Marie-Aleth Grard, rapporteure au Conseil économique social et environnemental de l’avis « Une école de la réussite pour tous » plaide pour une école inclusive, une école de mixité sociale et scolaire. La sociologue Agnès Van Zanten va dans ce sens elle aussi : « il faut favoriser les échanges entre les élèves, même quand ils copient » affirme-t-elle dans un sourire.

Les pédagogies coopératives et la formation des équipes sont au cœur du débat pour une école qui n’exclut personne. Véronique Bavières, directrice d’école témoigne de l’efficacité de la formation de groupes tels que le Café des parents ou le Club coup de pouce. Elle préfère d’ailleurs parler de Zone d’excellence pédagogique et non de Zone d’éducation prioritaire.

Standing ovation pour les Serruriers magiques du quartier de la goutte d'or dans les 18ième arrondissement
Standing ovation pour les Serruriers magiques du quartier de la goutte d’or dans le 18ième arrondissement

Une pédagogie participative à l’œuvre dans le théâtre

Le débat aussi est basé sur la coopération. En deux minutes, des feuilles rouges et vertes sont distribuées dans les rangs du théâtre et les participants doivent réfléchir aux freins et leviers de la réussite de tous à l’école.
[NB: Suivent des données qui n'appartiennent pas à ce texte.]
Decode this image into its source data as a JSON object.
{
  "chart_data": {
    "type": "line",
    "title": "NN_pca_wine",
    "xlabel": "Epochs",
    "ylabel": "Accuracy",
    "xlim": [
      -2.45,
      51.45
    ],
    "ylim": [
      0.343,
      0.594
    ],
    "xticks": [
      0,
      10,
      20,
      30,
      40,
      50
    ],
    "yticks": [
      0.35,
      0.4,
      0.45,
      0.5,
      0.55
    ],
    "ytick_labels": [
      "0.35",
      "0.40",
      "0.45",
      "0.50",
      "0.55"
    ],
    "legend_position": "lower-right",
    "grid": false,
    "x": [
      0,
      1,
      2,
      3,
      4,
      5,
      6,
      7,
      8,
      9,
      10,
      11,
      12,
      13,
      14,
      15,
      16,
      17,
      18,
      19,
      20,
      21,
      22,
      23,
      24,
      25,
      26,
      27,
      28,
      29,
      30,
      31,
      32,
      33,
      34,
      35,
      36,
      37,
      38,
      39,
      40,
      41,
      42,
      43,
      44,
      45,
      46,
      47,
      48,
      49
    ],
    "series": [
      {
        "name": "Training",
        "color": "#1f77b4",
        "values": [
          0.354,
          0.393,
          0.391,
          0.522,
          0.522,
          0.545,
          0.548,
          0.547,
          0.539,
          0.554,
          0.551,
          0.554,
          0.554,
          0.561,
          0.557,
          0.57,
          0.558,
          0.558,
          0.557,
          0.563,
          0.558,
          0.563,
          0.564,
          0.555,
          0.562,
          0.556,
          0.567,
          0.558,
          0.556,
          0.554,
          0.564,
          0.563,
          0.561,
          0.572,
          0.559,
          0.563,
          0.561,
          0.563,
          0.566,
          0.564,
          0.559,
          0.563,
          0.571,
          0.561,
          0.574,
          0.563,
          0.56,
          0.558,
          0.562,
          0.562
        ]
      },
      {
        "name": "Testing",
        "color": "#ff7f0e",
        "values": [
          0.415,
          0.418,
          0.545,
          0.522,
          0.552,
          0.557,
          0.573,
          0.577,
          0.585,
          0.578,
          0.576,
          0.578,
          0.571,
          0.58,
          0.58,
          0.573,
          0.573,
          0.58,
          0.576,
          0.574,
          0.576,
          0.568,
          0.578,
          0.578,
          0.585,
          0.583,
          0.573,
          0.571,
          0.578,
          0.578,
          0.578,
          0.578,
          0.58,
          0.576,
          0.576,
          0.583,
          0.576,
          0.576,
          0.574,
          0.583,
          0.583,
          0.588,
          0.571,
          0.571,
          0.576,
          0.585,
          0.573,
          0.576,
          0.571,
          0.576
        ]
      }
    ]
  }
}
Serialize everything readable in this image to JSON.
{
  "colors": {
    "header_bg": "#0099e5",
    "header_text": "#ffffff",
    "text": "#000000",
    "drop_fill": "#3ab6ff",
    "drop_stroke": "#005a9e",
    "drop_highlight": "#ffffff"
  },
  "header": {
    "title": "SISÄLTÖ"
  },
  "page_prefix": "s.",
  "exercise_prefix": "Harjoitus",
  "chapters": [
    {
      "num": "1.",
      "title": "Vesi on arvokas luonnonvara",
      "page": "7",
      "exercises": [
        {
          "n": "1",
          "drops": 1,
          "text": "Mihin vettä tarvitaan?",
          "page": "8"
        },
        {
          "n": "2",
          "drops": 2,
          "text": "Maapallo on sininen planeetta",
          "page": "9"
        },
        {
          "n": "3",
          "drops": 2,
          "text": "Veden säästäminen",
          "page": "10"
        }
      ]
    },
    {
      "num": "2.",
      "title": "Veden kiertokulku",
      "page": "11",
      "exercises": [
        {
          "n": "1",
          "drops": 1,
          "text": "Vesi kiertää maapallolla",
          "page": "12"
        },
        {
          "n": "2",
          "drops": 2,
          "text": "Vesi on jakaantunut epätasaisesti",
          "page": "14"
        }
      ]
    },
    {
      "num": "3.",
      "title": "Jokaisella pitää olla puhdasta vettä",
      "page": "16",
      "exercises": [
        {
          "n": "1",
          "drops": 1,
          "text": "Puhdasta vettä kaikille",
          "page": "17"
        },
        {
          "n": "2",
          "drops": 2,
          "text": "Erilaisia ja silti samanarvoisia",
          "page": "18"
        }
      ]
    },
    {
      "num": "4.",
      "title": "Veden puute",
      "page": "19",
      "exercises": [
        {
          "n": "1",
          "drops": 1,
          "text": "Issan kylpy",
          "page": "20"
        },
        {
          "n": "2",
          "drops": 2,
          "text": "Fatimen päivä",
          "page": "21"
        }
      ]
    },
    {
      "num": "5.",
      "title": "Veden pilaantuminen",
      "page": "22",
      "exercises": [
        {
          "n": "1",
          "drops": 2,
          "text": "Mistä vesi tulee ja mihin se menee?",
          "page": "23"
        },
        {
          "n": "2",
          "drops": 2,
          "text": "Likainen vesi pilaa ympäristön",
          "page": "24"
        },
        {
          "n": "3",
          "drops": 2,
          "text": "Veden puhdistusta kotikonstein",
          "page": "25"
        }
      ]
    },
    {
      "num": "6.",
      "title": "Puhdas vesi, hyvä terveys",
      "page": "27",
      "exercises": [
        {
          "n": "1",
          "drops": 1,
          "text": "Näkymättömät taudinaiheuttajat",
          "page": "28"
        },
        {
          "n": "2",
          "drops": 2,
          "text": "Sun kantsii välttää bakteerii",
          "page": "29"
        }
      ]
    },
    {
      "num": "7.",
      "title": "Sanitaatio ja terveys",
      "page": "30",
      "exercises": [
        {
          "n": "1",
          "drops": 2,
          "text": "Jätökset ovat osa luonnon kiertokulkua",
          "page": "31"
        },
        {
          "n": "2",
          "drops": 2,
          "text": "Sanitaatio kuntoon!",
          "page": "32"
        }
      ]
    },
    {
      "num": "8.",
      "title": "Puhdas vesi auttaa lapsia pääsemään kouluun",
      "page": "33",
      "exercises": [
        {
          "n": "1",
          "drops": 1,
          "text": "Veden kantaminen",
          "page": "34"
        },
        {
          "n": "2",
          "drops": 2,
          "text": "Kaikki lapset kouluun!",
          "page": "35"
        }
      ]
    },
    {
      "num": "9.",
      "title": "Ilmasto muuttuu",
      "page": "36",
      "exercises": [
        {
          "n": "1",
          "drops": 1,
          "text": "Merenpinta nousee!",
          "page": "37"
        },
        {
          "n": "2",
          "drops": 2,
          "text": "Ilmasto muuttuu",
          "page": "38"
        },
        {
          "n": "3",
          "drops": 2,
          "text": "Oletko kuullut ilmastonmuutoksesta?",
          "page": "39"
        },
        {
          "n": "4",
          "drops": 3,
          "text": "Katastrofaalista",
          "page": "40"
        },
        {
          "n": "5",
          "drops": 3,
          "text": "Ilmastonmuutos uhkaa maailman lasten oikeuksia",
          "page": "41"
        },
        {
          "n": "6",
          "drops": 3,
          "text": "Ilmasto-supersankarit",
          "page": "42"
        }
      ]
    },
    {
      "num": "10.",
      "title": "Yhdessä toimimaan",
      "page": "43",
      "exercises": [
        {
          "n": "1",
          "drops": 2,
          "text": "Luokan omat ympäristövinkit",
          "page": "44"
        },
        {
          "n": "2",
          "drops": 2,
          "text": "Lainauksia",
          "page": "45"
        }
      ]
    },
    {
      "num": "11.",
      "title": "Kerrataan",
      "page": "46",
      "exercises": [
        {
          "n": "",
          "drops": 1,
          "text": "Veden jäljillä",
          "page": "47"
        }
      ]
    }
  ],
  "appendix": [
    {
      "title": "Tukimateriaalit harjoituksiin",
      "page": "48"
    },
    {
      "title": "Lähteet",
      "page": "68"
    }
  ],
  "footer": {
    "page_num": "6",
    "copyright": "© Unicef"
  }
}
Par petits groupes, tous se prêtent au jeu. C’est l’effervescence et Philippe Watrelot, l’animateur du débat, demande un peu de calme pour énoncer ses consignes: « Vous êtes comme des collégiens à qui l’on distribue des copies ! ». Dix minutes plus tard, les « copies » sont ramassées. Sur les fauteuils rouges, on se presse pour griffonner encore quelques mots et faire passer son message.

Les intervenants se retirent pour faire une synthèse rapide de toutes ces idées. Ils laissent la place aux Serruriers Magiques, un groupe d’enfants de la goutte d’or, quartier du 18ième arrondissement, proche de l’école de Véronique Bavières, qui chantent et dansent « Je veux apprendre à respirer sous l’eau, ouvrir mon cœur, écrire des mots ». En T-shirts rouges, jaunes, bleus, verts, roses, ils dépeignent avec humour et émotion leur désir d’apprendre, leurs efforts, leurs qualités et leurs défauts. Le public est conquis.

« Apprendre est un droit. Quand un enfant est en échec, la loi n’est pas respectée »

Stigmatisation, malveillance, chacun pour soi, programmes trop chargés, mal-logements, intégration d’un manque d’ambition sont les notes que l’on retrouve le plus souvent au sujet des freins à la réussite de tous. Quant aux leviers, les intervenants ont retenu la coopération, la valorisation des parents, la formation des enseignants à une meilleure connaissance des milieux sociaux et à la pédagogie participative ainsi que la mixité dans les classes (y compris la mixité urbaine). La liste est longue. Mais comme le dit Véronique Bavières « Apprendre est un droit. Quand un enfant est en échec, on peut penser que la loi n’est pas respectée ».